Occurrence of AE was reported in all randomized control trials.16–18,25–33 As anticipated, the most commonly reported AE were injection-site reactions16–18,25–33; most of these AE were mild or moderate in intensity. These AE were more common among those who received HPV vaccines when compared with placebo subjects. Headache and fatigue were the most common vaccine-related systemic AE seen in approximately 50–60% of all participants.25–30 On the other hand, most of these AE were mild or moderate in intensity.16–18,25–33 Similarly to another study,34 serious vaccine related AE were not significantly different, and there were no registered vaccine related deaths in all studies.16–18,25–34
On the other hand, a very recent systematic review also reported barriers to preventive human papillomavirus vaccination among adolescent girls and young women: 21 barriers to vaccination were identified. Cost was the most frequently reported barrier, followed by beliefs that vaccination was unnecessary, and concerns regarding vaccine safety and side effects.35
Recently an interesting cohort study conducted in Denmark and Sweden identified no safety signals with respect to autoimmune, neurological and venous thromboembolic adverse events after immunization of adolescent girls with quadrivalent human papillomavirus vaccine. In this multicenter study, 997,585 girls aged 10–17 were approached from whom 296,826 received a total of 696,420 quadrivalent HPV (qHPV) vaccine doses. In this research, incident hospital diagnosed autoimmune, neurological or venous thromboembolic events (53 different outcomes) up to 180 days after each qHPV vaccine dose was observed. There was no association between exposure to qHPV vaccine and venous thromboembolism (RR 0.86; 95% CI 0.55–1.36). Regarding neurological events, the relative risk for five occurrences were not significantly increased, and there were inverse associations with epilepsy (RR 0.66; 95% CI 0.54–0.80) and paralysis (RR 0.56; 95% CI 0.35–0.90). However, with respect to autoimmune events exposure to qHPV vaccine was significantly associated with Behcet's syndrome (RR 3.37; 95% CI 1.05–10.80), Raynaud's disease (RR 1.67; 95 CI 1.14–2.44), and type 1 diabetes (RR 1.29; 95% CI 1.03–1.62).
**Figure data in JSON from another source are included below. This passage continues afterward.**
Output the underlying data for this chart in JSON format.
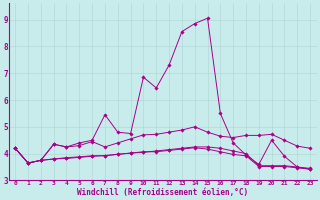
{
  "xlabel": "Windchill (Refroidissement éolien,°C)",
  "bg_color": "#c8ecec",
  "grid_color": "#b0d4d4",
  "line_color": "#aa0088",
  "xlim": [
    -0.5,
    23.5
  ],
  "ylim": [
    3.0,
    9.6
  ],
  "xticks": [
    0,
    1,
    2,
    3,
    4,
    5,
    6,
    7,
    8,
    9,
    10,
    11,
    12,
    13,
    14,
    15,
    16,
    17,
    18,
    19,
    20,
    21,
    22,
    23
  ],
  "yticks": [
    3,
    4,
    5,
    6,
    7,
    8,
    9
  ],
  "lines": [
    [
      4.2,
      3.65,
      3.75,
      4.35,
      4.25,
      4.4,
      4.5,
      5.45,
      4.8,
      4.75,
      6.85,
      6.45,
      7.3,
      8.55,
      8.85,
      9.05,
      5.5,
      4.4,
      3.95,
      3.6,
      4.5,
      3.9,
      3.5,
      3.45
    ],
    [
      4.2,
      3.65,
      3.75,
      4.35,
      4.25,
      4.3,
      4.45,
      4.25,
      4.4,
      4.55,
      4.7,
      4.72,
      4.8,
      4.88,
      5.0,
      4.8,
      4.65,
      4.6,
      4.68,
      4.68,
      4.72,
      4.5,
      4.28,
      4.2
    ],
    [
      4.2,
      3.65,
      3.75,
      3.8,
      3.85,
      3.88,
      3.92,
      3.92,
      3.97,
      4.02,
      4.07,
      4.07,
      4.12,
      4.17,
      4.22,
      4.17,
      4.07,
      3.97,
      3.92,
      3.52,
      3.52,
      3.52,
      3.47,
      3.42
    ],
    [
      4.2,
      3.65,
      3.75,
      3.8,
      3.82,
      3.86,
      3.9,
      3.93,
      3.98,
      4.02,
      4.05,
      4.1,
      4.15,
      4.2,
      4.25,
      4.25,
      4.2,
      4.1,
      4.0,
      3.55,
      3.55,
      3.55,
      3.5,
      3.42
    ]
  ]
}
These findings corroborate those from a cohort study of 189,629 women in two managed care organizations in California, who found no safety signal when investigating the risk of 16 autoimmune events.15 That study did find an inverse association between exposure to qHPV vaccine and type 1 diabetes (RR 0.57; 95% CI 0.47–0.73), lending further support to the conclusion that the initial signal for type 1 diabetes that was seen in our study might be a false positive.36
Nevertheless, our results and the latter findings need to be confirmed in studies with longer follow-up time, validation of results, and data on time of onset of disease. Further monitoring of HPV vaccine safety is warranted in other populations where use and coverage have increased.
Despite these interesting data, there are several limitations to the evidence presented here. The heterogeneity of studies associated with methodological diversity would indicate that the studies suffer from different degrees of bias that prevented the conducting of a meta-analysis. Concerning AE, more studies evaluating both vaccines are still necessary.
Nonetheless, safety is not a major barrier to vaccination. The cost of vaccines is still the main limiting factor for their use in developing countries.
Conflicts of interestThe authors declare no conflicts of interest.